With the union break up and Cox’s appointment to the SEC in the headlines, we need to remember that anti-unionism is not the only method corporate America has of ripping off consumers and workers. Michael Hiltzik, who is guest blogging at Poltical Animal while Kevin Drum is on vacation, had a terrific column in the L.A. Times yesterday highlighting the war chest Big Pharma has accumulated to defeat Prop 79 in California. Another article in the business section featured how Fed Ex cheats “independent” truckers.
First, Drug Firms’ $50-Million California Prescription The pharmaceutical industry, the business of which is ostensibly to make us healthy while making healthier profits for itself, is prepared to spend well more than $50 million to teach Californians what’s good for us.
That’s right. The robber barons at Big Pharma will be spending at least $50 million dollars to make sure they can continue to gouge American consumers billions of dollars to keep CEO bonuses from declining. Bush and the Republican party were their partners in crime when they passed Bush’s Medicare Prescription Drug plan last year.
A separate article, FedEx Unit Faces Labor Lawsuits Contract drivers for the firm’s trucking division contend they should be hired as employees, proves there is more than one way to skin an employee and details why drivers don’t feel all that independent:
The drivers say FedEx controls just about everything they do — the hours they work, where and when they pick up or deliver packages, how they maintain their trucks, even how they dress. FedEx also prohibits drivers from using their trucks to carry non-FedEx shipments.

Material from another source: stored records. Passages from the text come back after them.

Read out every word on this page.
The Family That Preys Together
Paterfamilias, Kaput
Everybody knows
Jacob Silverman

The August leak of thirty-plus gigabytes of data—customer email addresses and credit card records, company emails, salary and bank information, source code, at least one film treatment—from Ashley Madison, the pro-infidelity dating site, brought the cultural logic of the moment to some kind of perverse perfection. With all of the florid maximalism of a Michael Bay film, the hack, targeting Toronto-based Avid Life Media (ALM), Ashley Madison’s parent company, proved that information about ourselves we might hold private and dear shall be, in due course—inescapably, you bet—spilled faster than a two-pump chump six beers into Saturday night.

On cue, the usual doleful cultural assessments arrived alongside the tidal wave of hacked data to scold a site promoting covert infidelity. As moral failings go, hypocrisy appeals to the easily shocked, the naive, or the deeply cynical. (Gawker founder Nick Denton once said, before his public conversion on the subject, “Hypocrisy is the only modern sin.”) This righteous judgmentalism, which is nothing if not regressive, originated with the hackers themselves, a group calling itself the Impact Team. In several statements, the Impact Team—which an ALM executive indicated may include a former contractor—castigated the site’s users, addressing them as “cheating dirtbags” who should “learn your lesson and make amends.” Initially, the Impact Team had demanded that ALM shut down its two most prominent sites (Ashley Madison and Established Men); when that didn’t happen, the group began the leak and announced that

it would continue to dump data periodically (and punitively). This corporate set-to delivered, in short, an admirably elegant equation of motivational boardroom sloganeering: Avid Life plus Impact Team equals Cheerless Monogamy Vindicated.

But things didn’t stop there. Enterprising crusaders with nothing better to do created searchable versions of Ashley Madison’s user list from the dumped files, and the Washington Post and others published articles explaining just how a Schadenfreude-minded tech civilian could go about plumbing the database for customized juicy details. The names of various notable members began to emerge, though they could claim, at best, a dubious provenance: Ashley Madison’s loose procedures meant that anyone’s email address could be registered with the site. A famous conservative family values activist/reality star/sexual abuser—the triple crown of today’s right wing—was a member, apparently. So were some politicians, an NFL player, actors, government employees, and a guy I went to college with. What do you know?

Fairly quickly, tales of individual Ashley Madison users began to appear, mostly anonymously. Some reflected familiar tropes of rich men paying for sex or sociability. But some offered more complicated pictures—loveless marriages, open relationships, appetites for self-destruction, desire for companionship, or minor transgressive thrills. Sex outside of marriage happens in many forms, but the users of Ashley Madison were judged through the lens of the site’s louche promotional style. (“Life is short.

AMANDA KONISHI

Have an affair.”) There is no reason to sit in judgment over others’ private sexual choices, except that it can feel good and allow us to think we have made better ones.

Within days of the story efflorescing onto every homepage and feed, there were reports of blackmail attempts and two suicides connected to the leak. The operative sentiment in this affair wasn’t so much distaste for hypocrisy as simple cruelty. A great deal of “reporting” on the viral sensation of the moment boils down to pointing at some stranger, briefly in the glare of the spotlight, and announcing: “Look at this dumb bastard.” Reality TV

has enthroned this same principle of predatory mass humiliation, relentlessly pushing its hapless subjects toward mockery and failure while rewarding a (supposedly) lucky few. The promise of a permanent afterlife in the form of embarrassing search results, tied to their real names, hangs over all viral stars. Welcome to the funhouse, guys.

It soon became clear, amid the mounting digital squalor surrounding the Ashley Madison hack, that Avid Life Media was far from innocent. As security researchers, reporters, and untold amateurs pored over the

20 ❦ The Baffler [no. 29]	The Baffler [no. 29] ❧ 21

“They’re calling these drivers independent contractors, but they’re really employees,” said Christopher Gilreath, a lawyer for a group of Memphis drivers who filed suit against FedEx in federal court last month.
Gilreath said more than a dozen similar suits were planned or had been filed around the country. The lawsuits directly affect small groups of current or former drivers, and some plaintiffs have already sought class-action status that could expand the reach of court rulings.
A state court in Los Angeles decided last year that one category of contract drivers for FedEx Ground should be treated as company employees. FedEx has said it will appeal.
McDonald’s employees may fit Fed Ex’s definition of independent contractors. And it sounds like they will even have snazzier uniforms.
With a little help from their Repubican friends and outsourcing, corporate America is turning us all into minimum wage service workers.